Out of 186 articles published on O. viverrini infection prevalence, a total of 34, with a population of 24,927, were recruited from Cambodia. The prevalence of O. viverrini infection in Cambodia was 10.48% (95% CI: 5.52–15.45%) (Table 1). Significant variation in prevalence was observed among studies, including collecting period and province, but not among age groups (Table 4). Prevalence was slightly higher among adults (5.58%, 95% CI: 1.29–21.11%) compared to all ages (2.29%, 95% CI: 0.63–8.02%) and children (1.05%, 95% CI: 0.18–5.88%), but the difference was not statistically significant (P-value = 0.60) (Table 4).
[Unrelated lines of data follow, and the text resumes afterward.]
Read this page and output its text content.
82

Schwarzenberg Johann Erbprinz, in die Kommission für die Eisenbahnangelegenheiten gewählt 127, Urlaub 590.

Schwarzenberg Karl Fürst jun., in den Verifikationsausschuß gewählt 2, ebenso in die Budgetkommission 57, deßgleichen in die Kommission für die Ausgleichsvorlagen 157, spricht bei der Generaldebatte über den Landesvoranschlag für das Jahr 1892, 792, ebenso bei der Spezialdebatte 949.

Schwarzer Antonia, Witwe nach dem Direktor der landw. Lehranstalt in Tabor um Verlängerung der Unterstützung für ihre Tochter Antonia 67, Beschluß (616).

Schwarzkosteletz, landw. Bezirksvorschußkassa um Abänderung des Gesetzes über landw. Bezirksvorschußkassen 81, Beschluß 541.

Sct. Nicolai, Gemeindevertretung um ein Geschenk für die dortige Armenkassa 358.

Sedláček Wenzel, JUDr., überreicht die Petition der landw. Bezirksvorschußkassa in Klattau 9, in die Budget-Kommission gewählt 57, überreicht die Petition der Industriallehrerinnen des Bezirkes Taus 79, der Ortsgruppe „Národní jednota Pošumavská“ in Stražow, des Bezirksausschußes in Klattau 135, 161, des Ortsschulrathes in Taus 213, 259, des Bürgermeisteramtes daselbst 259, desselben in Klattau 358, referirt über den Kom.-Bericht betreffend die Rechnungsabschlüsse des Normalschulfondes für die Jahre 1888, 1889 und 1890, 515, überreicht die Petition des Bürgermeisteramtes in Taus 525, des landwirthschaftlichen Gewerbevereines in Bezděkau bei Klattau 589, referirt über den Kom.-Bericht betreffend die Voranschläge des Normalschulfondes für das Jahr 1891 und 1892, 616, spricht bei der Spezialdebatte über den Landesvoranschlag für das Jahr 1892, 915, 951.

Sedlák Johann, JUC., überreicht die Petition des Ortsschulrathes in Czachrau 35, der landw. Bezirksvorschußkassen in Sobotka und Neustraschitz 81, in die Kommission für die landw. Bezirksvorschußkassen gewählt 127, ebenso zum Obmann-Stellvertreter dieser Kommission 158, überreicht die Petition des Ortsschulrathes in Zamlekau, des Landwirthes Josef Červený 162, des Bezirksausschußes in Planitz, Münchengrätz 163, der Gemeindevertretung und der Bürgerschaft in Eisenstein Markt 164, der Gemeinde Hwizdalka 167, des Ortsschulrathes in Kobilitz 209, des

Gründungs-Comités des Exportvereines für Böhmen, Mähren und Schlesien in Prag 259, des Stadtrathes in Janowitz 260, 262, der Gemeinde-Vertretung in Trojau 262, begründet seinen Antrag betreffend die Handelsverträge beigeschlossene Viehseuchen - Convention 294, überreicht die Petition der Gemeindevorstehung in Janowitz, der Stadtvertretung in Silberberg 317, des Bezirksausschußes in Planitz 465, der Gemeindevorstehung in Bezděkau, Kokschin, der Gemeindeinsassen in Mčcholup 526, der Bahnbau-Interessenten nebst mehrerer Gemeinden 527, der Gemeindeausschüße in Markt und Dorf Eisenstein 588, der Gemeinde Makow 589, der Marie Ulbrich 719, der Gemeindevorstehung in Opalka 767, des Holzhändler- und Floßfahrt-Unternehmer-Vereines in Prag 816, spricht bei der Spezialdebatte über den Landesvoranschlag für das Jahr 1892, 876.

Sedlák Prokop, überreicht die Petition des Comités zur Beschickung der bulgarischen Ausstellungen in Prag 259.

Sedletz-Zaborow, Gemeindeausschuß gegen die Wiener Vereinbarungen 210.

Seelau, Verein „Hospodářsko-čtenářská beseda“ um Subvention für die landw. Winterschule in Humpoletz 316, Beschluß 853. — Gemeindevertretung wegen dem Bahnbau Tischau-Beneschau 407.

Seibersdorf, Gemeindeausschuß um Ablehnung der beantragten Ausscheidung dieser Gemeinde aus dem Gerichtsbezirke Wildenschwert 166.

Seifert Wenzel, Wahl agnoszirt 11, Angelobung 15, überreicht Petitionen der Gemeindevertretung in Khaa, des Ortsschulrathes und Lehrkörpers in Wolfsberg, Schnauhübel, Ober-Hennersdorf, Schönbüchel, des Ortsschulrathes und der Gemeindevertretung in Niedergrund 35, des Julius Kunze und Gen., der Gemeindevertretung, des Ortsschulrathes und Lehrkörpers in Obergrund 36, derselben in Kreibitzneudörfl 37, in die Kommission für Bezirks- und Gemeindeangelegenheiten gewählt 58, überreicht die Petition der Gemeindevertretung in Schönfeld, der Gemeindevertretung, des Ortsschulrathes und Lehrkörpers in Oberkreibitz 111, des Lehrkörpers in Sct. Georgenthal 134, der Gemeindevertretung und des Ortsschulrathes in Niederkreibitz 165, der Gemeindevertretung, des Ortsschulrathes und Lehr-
Regarding the time period, opisthorchiasis prevalence was reported to be low prior to the year 2000 at 5.14% (95% CI: 2.16–11.78%) and slightly increased to 6.19% (95% CI: 2.65–13.76%) between 2010 and 2019, with a substantial reduction to 0.17% (95% CI: 0.01–2.72%) between 2000 and 2009. Random-effects meta-regression analysis revealed a non-significant increasing trend in the collecting period of prevalence rates (P-value = 0.12) (Additional file 1: Figure S7). Although inadequate data were available to explore all provinces, one province named Kampong Cham had the highest prevalence (26.95%, 95% CI: 16.42–40.94%), while Kratie and Takeo had the lowest (2.96%, 95% CI: 0.71–11.46% and 0.69%, 95% CI: 0.03–15.44%, respectively) (Table 4).

Prevalence of Clonorchis sinensis Infection in Guangxi, China

Using random-effects analysis, the pooled prevalence estimate of C. sinensis infection in Guangxi, China, was determined to be 26.89% (95% CI: 18.34–35.43%) with considerable heterogeneity (I 2 = 99.8%, P-value = 0.001). The study by Hong et al. (2001) identified the highest proportion of C. sinensis infection (69.00%, 95% CI: 58.97–77.87%) [19]. Since the demographic datasets did not include age information, subgroup analysis based on age was not performed.

For the time period subgroup analysis, prevalence rates of 42.10% (95% CI: 13.55–77.13%), 12.72% (95% CI: 6.75–22.69%), and 25.42% (95% CI: 15.99–37.90%) were observed for data collected before the year 2000, between 2000 and 2009, and from 2010 to 2019, respectively (Table 5). There was no significant difference among the periods of data collection. However, a slightly decreasing trend in the prevalence rates of C. sinensis over the collection periods was observed through random-effects meta-regression analysis (P-value = 0.46) (Additional file 1: Figure S8).

Table 5 Prevalence estimates of Clonorchis sinensis infection in Guangxi, China, and Vietnam, according to a priori-defined subgroups and demographic parametersPrevalence of Clonorchis sinensis infection in Vietnam

In Vietnam, a total of 1036 individuals from a population of 6293 tested positive for C. sinensis infection, indicating a pooled prevalence of 20.30% (95% CI: 9.13–31.47%). Subgroup analysis based on the collection time revealed prevalence rates of 11.85% (95% CI: 5.23–24.66%), 12.82% (95% CI: 1.85–53.35%), and 26.88% (95% CI: 13.47–46.47%) for studies collected before 2000, between 2000 and 2009, and from 2010 to 2019, respectively (Table 5). A non-significant, upward trend in prevalence rates over time was detected using random-effects meta-regression analysis (P-value = 0.31) (Additional file 1: Figure S9).

While the difference between demographic groups was not statistically significant (P-value = 0.68), it was observed to be higher among all ages (17.88%, 95% CI: 6.89–39.05%) than among adults (13.09%, 95% CI: 3.78–36.58%) (Table 5).